Esto habla, por supuesto, de la situación editorial. Desde el sector público, las prioridades han cambiado drásticamente: se han alejado del mercado, postulan una misión educativa que no se palpa cuando sus ediciones terminan en el mercado secundario y son restrictivos con autores y temas. Desde el sector privado, no hay dólares oficiales para importación, algunos sellos se han ido del país porque no logran repatriar sus ganancias y el marco regulatorio presiona para que sólo sean las casas locales las que editen. La oferta de literatura internacional que muestra la Venezuela de hoy es paupérrima si se compara con la existente en Colombia, México, Chile o Argentina.
Ni hablar de la tribuna internacional, en la que Venezuela sencillamente no existe: ni en la Feria del Libro de Bogotá, ni en la de Buenos Aires, ni en la de Guadalajara, con la excepción hecha de muestras recientes llevadas en los dos últimos años por la Cámara Venezolana del Libro. Los autores que nos representan como delegación oficial pasan a ser un club de amigos. Nuestras ferias nacionales han decaído y ahora son menos, con la excepción de la Filuc de Valencia, que no cesa de crecer; de la Feria de Plaza Altamira, fenómeno de ventas; y de la Filven, cuya última edición mostró apertura, diversidad y públicos entusiastas.
Ante un panorama por lo menos desalentador, lo único que se salva es la creatividad, cuyo empeño sólo debemos a nuestros íngrimos escritores, quienes ni ahora ni antes desfallecen ante nada: son una especie testaruda, que responde siempre a un mandato muy íntimo, donde ni siquiera el país está presente. El país, digámoslo así, se lleva por dentro, como una huella indeleble o como «una mancha de sangre», para recordar un verso del poeta Igor Barreto. Cuando se le preguntaba a Eugenio Montejo la diferencia entre un escritor mexicano y uno venezolano, el poeta contestaba: «La diferencia es que cuando el escritor mexicano camina el país viene detrás».

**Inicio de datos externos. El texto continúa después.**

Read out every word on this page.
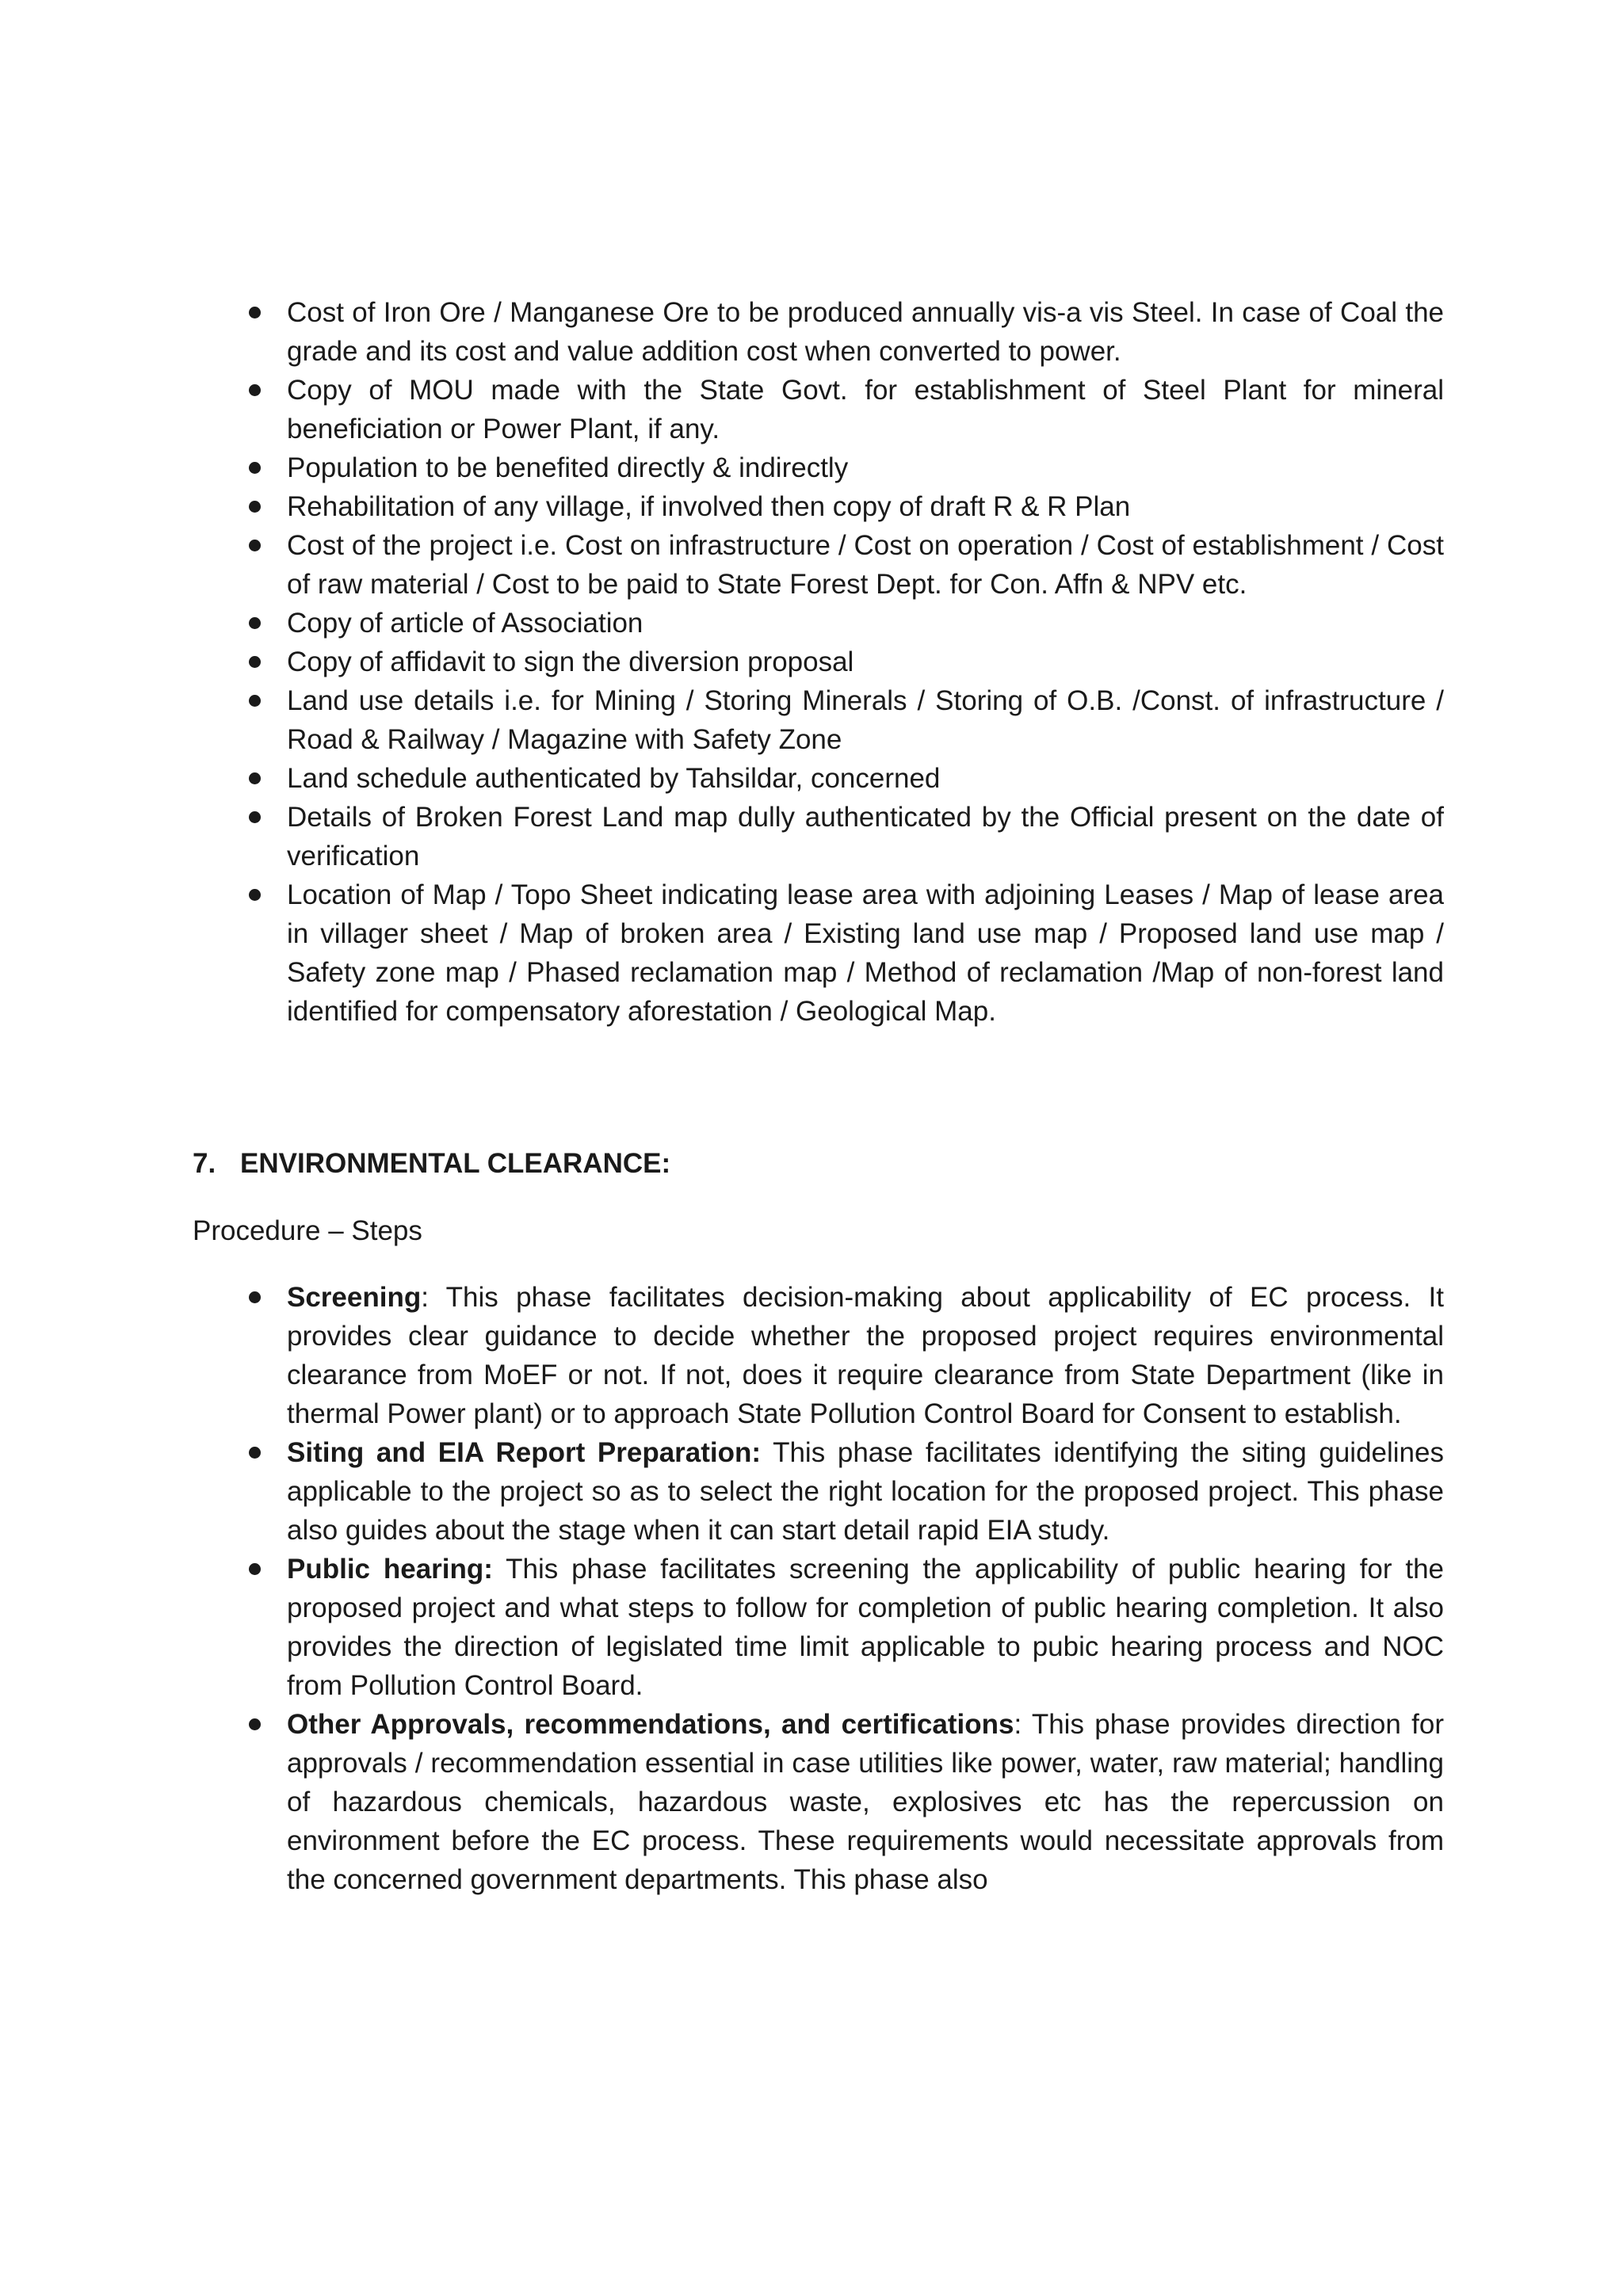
Cost of Iron Ore / Manganese Ore to be produced annually vis-a vis Steel. In case of Coal the grade and its cost and value addition cost when converted to power.
Copy of MOU made with the State Govt. for establishment of Steel Plant for mineral beneficiation or Power Plant, if any.
Population to be benefited directly & indirectly
Rehabilitation of any village, if involved then copy of draft R & R Plan
Cost of the project i.e. Cost on infrastructure / Cost on operation / Cost of establishment / Cost of raw material / Cost to be paid to State Forest Dept. for Con. Affn & NPV etc.
Copy of article of Association
Copy of affidavit to sign the diversion proposal
Land use details i.e. for Mining / Storing Minerals / Storing of O.B. /Const. of infrastructure / Road & Railway / Magazine with Safety Zone
Land schedule authenticated by Tahsildar, concerned
Details of Broken Forest Land map dully authenticated by the Official present on the date of verification
Location of Map / Topo Sheet indicating lease area with adjoining Leases / Map of lease area in villager sheet / Map of broken area / Existing land use map / Proposed land use map / Safety zone map / Phased reclamation map / Method of reclamation /Map of non-forest land identified for compensatory aforestation / Geological Map.
7. ENVIRONMENTAL CLEARANCE:

Procedure – Steps

Screening: This phase facilitates decision-making about applicability of EC process. It provides clear guidance to decide whether the proposed project requires environmental clearance from MoEF or not. If not, does it require clearance from State Department (like in thermal Power plant) or to approach State Pollution Control Board for Consent to establish.
Siting and EIA Report Preparation: This phase facilitates identifying the siting guidelines applicable to the project so as to select the right location for the proposed project. This phase also guides about the stage when it can start detail rapid EIA study.
Public hearing: This phase facilitates screening the applicability of public hearing for the proposed project and what steps to follow for completion of public hearing completion. It also provides the direction of legislated time limit applicable to pubic hearing process and NOC from Pollution Control Board.
Other Approvals, recommendations, and certifications: This phase provides direction for approvals / recommendation essential in case utilities like power, water, raw material; handling of hazardous chemicals, hazardous waste, explosives etc has the repercussion on environment before the EC process. These requirements would necessitate approvals from the concerned government departments. This phase also
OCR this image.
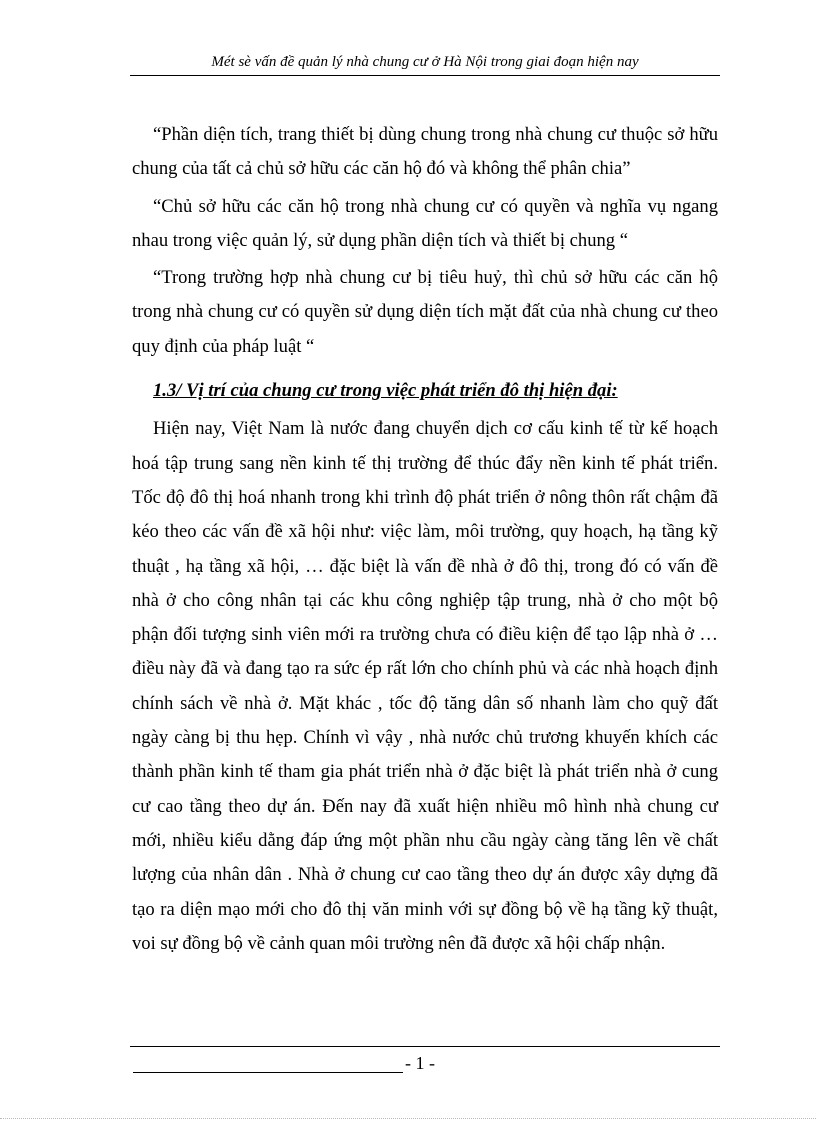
Mét sè vấn đề quản lý nhà chung cư ở Hà Nội trong giai đoạn hiện nay

“Phần diện tích, trang thiết bị dùng chung trong nhà chung cư thuộc sở hữu chung của tất cả chủ sở hữu các căn hộ đó và không thể phân chia”

“Chủ sở hữu các căn hộ trong nhà chung cư có quyền và nghĩa vụ ngang nhau trong việc quản lý, sử dụng phần diện tích và thiết bị chung “

“Trong trường hợp nhà chung cư bị tiêu huỷ, thì chủ sở hữu các căn hộ trong nhà chung cư có quyền sử dụng diện tích mặt đất của nhà chung cư theo quy định của pháp luật “

1.3/ Vị trí của chung cư trong việc phát triển đô thị hiện đại:

Hiện nay, Việt Nam là nước đang chuyển dịch cơ cấu kinh tế từ kế hoạch hoá tập trung sang nền kinh tế thị trường để thúc đẩy nền kinh tế phát triển. Tốc độ đô thị hoá nhanh trong khi trình độ phát triển ở nông thôn rất chậm đã kéo theo các vấn đề xã hội như: việc làm, môi trường, quy hoạch, hạ tầng kỹ thuật , hạ tầng xã hội, … đặc biệt là vấn đề nhà ở đô thị, trong đó có vấn đề nhà ở cho công nhân tại các khu công nghiệp tập trung, nhà ở cho một bộ phận đối tượng sinh viên mới ra trường chưa có điều kiện để tạo lập nhà ở …điều này đã và đang tạo ra sức ép rất lớn cho chính phủ và các nhà hoạch định chính sách về nhà ở. Mặt khác , tốc độ tăng dân số nhanh làm cho quỹ đất ngày càng bị thu hẹp. Chính vì vậy , nhà nước chủ trương khuyến khích các thành phần kinh tế tham gia phát triển nhà ở đặc biệt là phát triển nhà ở cung cư cao tầng theo dự án. Đến nay đã xuất hiện nhiều mô hình nhà chung cư mới, nhiều kiểu dằng đáp ứng một phần nhu cầu ngày càng tăng lên về chất lượng của nhân dân . Nhà ở chung cư cao tầng theo dự án được xây dựng đã tạo ra diện mạo mới cho đô thị văn minh với sự đồng bộ về hạ tầng kỹ thuật, voi sự đồng bộ về cảnh quan môi trường nên đã được xã hội chấp nhận.

- 1 -
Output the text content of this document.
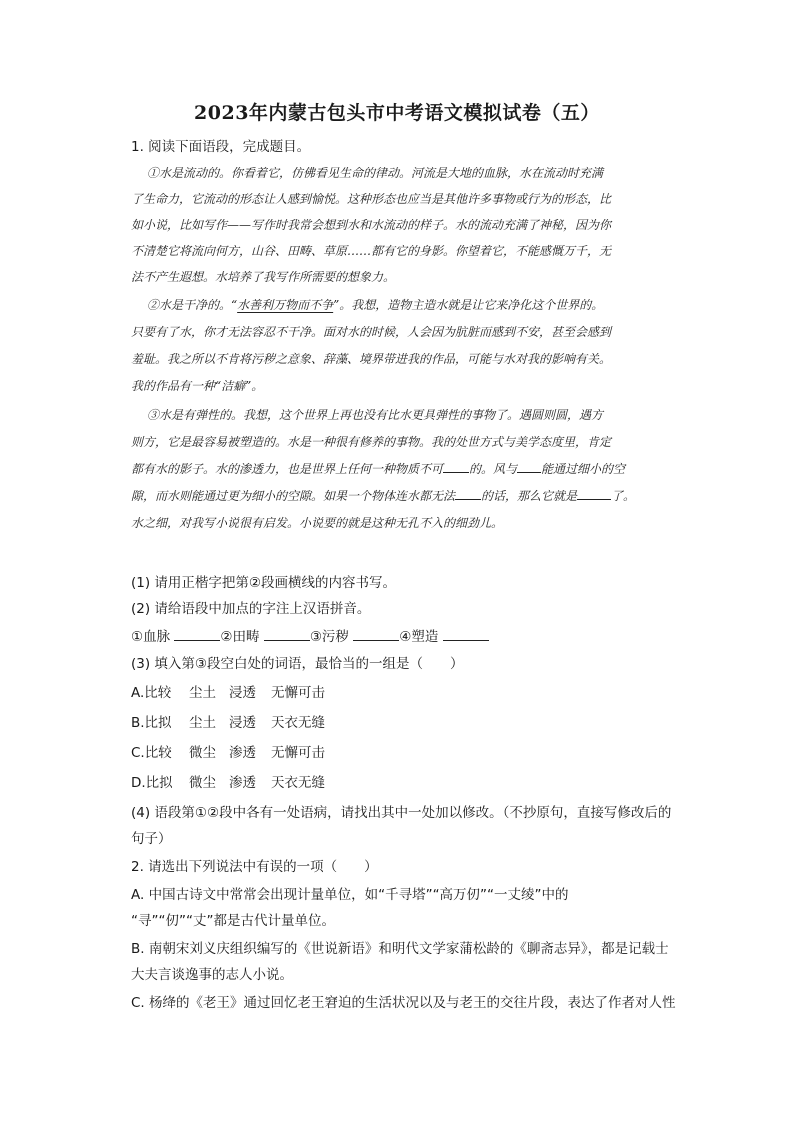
2023年内蒙古包头市中考语文模拟试卷（五）
1. 阅读下面语段，完成题目。
①水是流动的。你看着它，仿佛看见生命的律动。河流是大地的血脉，水在流动时充满
了生命力，它流动的形态让人感到愉悦。这种形态也应当是其他许多事物或行为的形态，比
如小说，比如写作——写作时我常会想到水和水流动的样子。水的流动充满了神秘，因为你
不清楚它将流向何方，山谷、田畴、草原……都有它的身影。你望着它，不能感慨万千，无
法不产生遐想。水培养了我写作所需要的想象力。
②水是干净的。“水善利万物而不争”。我想，造物主造水就是让它来净化这个世界的。
只要有了水，你才无法容忍不干净。面对水的时候，人会因为肮脏而感到不安，甚至会感到
羞耻。我之所以不肯将污秽之意象、辞藻、境界带进我的作品，可能与水对我的影响有关。
我的作品有一种“洁癖”。
③水是有弹性的。我想，这个世界上再也没有比水更具弹性的事物了。遇圆则圆，遇方
则方，它是最容易被塑造的。水是一种很有修养的事物。我的处世方式与美学态度里，肯定
都有水的影子。水的渗透力，也是世界上任何一种物质不可 的。风与 能通过细小的空
隙，而水则能通过更为细小的空隙。如果一个物体连水都无法 的话，那么它就是	了。
水之细，对我写小说很有启发。小说要的就是这种无孔不入的细劲儿。
(1) 请用正楷字把第②段画横线的内容书写。
(2) 请给语段中加点的字注上汉语拼音。
①血脉	②田畴	③污秽	④塑造
(3) 填入第③段空白处的词语，最恰当的一组是（　　）
A.比较 尘土 浸透 无懈可击
B.比拟 尘土 浸透 天衣无缝
C.比较 微尘 渗透 无懈可击
D.比拟 微尘 渗透 天衣无缝
(4) 语段第①②段中各有一处语病，请找出其中一处加以修改。（不抄原句，直接写修改后的
句子）
2. 请选出下列说法中有误的一项（　　）
A. 中国古诗文中常常会出现计量单位，如“千寻塔”“高万仞”“一丈绫”中的
“寻”“仞”“丈”都是古代计量单位。
B. 南朝宋刘义庆组织编写的《世说新语》和明代文学家蒲松龄的《聊斋志异》，都是记载士
大夫言谈逸事的志人小说。
C. 杨绛的《老王》通过回忆老王窘迫的生活状况以及与老王的交往片段，表达了作者对人性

Más que de lugar y hora del escritor, tendríamos que hablar de extravíos y deshoras, pues sólo cuatro ausencias acaecidas en la primera década del siglo corriente Salvador Garmendia en 2001, Juan Sánchez Peláez en 2003 y Adriano González León y el propio Eugenio Montejo en 2008, todas monumentales, las despedimos sin obituarios oficiales ni coronas florales. Los honores que post mórtem recibió Mario Benedetti, sin duda merecidos, con remitidos que cubrieron páginas enteras en los periódicos nacionales, no pudieron ser emulados por nuestro cuarteto de Alejandría, quienes pudieron bajar tranquilos al sepulcro, pero con la misma soledad que los amparaba cuando escribían. Nuestros autores viajan hacia la inmortalidad, pero el país sólo persigue a fantasmas.